USask project aims to give Ag producers easier access to data
June 29, 2022, 2:48 pm
Sierra D'Souza Butts, Local Journalism Initiative Reporter
The Government of Canada is investing $400,000 over the next two years to help the University of Saskatchewan lead a project that focuses on creating a user-friendly data analytics platform, that will be developed to support commercializing new ag-tech solutions.
With the complexity of agriculture technology increasing, the project aims to give Ag producers better access to data that will be useful, and improve productivity and efficiency for their operations.
“Currently smart farming is a pan-Prairie smart farm network where our focus is on cropping systems,” said Scott Wright, Director of Livestock Forage Centre of Excellence (LFCE) at USask.
“We see a gap, if you will, for the livestock and forage industry where the opportunities to see technologies coming into the livestock and forage industry, as a targeted outcome.
“For us the LFCE represents an opportunity for us to put those smart farm technologies to test, where we are emulating what would happen in southern Saskatchewan where communications is a bit of a challenge.
“We’re going to be coming up with a specific type of band, to be able to read those answers and transmit the data. At this point, the partnership really starts with reading those sensors and transmitting that information for evaluation and interpretation. Then finally, we’ll be having a dashboard that will use the records of useful information, that producers will be working with.”
The project is part of the “smart farming” research and innovation for the agriculture sector at USask, which involves collecting and analyzing Big Data to help producers make informed and sustainable farm management decisions to improve productivity and efficiency.
Wright was asked what type of data will be collected during the project.
“The things that we’re looking to start with range from soil temperature monitors, we’re looking at GPS air tags for the livestock so that we can look at not only where they are, but how they’re moving,” he said.
“There’s accelerometers in these tags that allow us to flag if the animal has stopped moving, or how it’s moving.
“We believe the AI is going to lead us to know if the animals are well or sick, to identify heat cycles for example, to identify breedings when animals are in the same sight, we’ll be tracking that type of information.”
The “living lab” the project will be working in will bring together producers, established tech companies, and ag-tech start-ups, to create an environment and a platform that reduced current barriers to adoption of smart farming practices, while enhancing the probability of success for all.
“It’s a step forward, and the other thing that comes with this project is we’re doing a ‘day in the life’ of a livestock farm for technologies that have ideas and have applications that can understand what is really needed in the livestock and forage world,” Wright said.
“To be able to assist farmers in replacing labour, in replacing effort elsewhere, really for time saving and increased information that’s available to them.
“In that two year period of the project, we look to have a number of different types of censors of the data that we’re asking about. That’s operating and moving into a data collection process, so that we can begin to work through that dashboard.

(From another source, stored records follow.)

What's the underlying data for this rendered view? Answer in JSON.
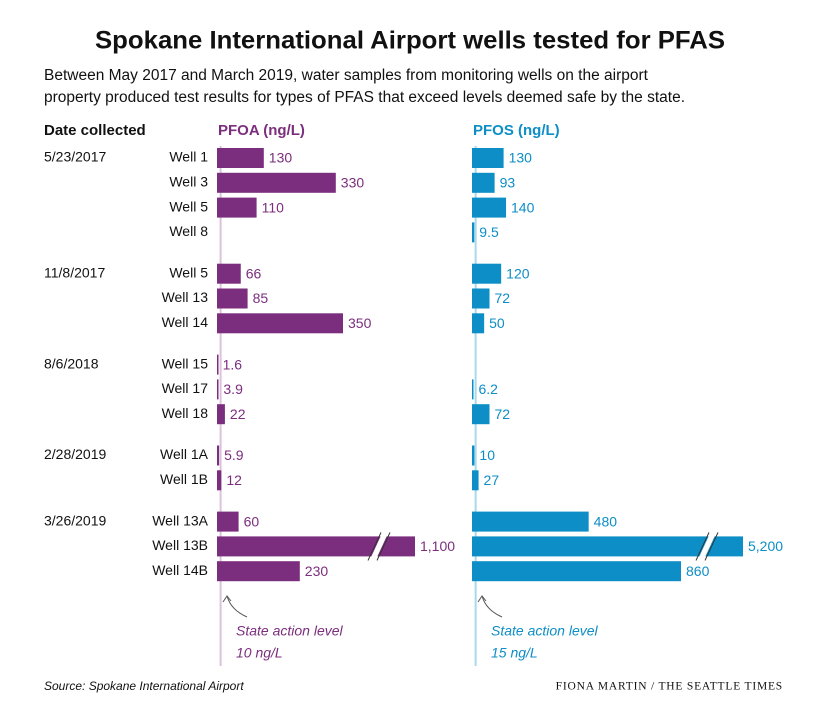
{
  "chart_data": {
    "type": "bar",
    "orientation": "horizontal",
    "title": "Spokane International Airport wells tested for PFAS",
    "subtitle": [
      "Between May 2017 and March 2019, water samples from monitoring wells on the airport",
      "property produced test results for types of PFAS that exceed levels deemed safe by the state."
    ],
    "date_header": "Date collected",
    "dates": [
      "5/23/2017",
      null,
      null,
      null,
      "11/8/2017",
      null,
      null,
      "8/6/2018",
      null,
      null,
      "2/28/2019",
      null,
      "3/26/2019",
      null,
      null
    ],
    "categories": [
      "Well 1",
      "Well 3",
      "Well 5",
      "Well 8",
      "Well 5",
      "Well 13",
      "Well 14",
      "Well 15",
      "Well 17",
      "Well 18",
      "Well 1A",
      "Well 1B",
      "Well 13A",
      "Well 13B",
      "Well 14B"
    ],
    "series": [
      {
        "name": "PFOA (ng/L)",
        "color": "#7b2e7d",
        "threshold_color": "#dcc0dd",
        "values": [
          130,
          330,
          110,
          null,
          66,
          85,
          350,
          1.6,
          3.9,
          22,
          5.9,
          12,
          60,
          1100,
          230
        ],
        "value_labels": [
          "130",
          "330",
          "110",
          null,
          "66",
          "85",
          "350",
          "1.6",
          "3.9",
          "22",
          "5.9",
          "12",
          "60",
          "1,100",
          "230"
        ],
        "xlim": [
          0,
          550
        ],
        "threshold": 10,
        "threshold_name": "State action level",
        "threshold_label": "10 ng/L"
      },
      {
        "name": "PFOS (ng/L)",
        "color": "#0d8ec6",
        "threshold_color": "#a9d8ec",
        "values": [
          130,
          93,
          140,
          9.5,
          120,
          72,
          50,
          null,
          6.2,
          72,
          10,
          27,
          480,
          5200,
          860
        ],
        "value_labels": [
          "130",
          "93",
          "140",
          "9.5",
          "120",
          "72",
          "50",
          null,
          "6.2",
          "72",
          "10",
          "27",
          "480",
          "5,200",
          "860"
        ],
        "xlim": [
          0,
          1115
        ],
        "threshold": 15,
        "threshold_name": "State action level",
        "threshold_label": "15 ng/L"
      }
    ],
    "source": "Source: Spokane International Airport",
    "credit": "FIONA MARTIN / THE SEATTLE TIMES"
  }
}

“By the end of two years, we expect to have a dashboard certainly of the data we have in place right now. If you think about a red, green, yellow kind of tagging, where all things are good within the parameters that we want would be in green, in yellow here’s something we might want to pay attention to more, and red for example would be an animal that hasn’t moved in four hours.”
The project primarily focuses on the livestock industry, however it will slightly incorporate the forage industry as well.
Wright spoke about why it is important to develop agriculture-related technology.
“Labour is one of the key and critical issues on the farm, this project has some opportunities for replacing labour, replacing hands-on challenges,” he said.
“The second piece is, the more useful information that’s being available and assessed, the more we can create efficiencies, economic, social, and environmental efficiencies within that livestock and forage industry.”
The project is led by the College of Engineering and College of Agriculture and Bioresources, in partnership with USask’s Livestock Forage Centre of Excellence.
“I hope this is the first announcement of many, and I believe we will see industry becoming more involved in this space, and working with us to look for those opportunities,” Wright said.
The partner organizations that are contributing their expertise or investments for the project are: SaskTel, Mera Group Companies, North Star Systems, Smart Paddock, Wood River Controls, and Saskatchewan Cattlemen’s Association.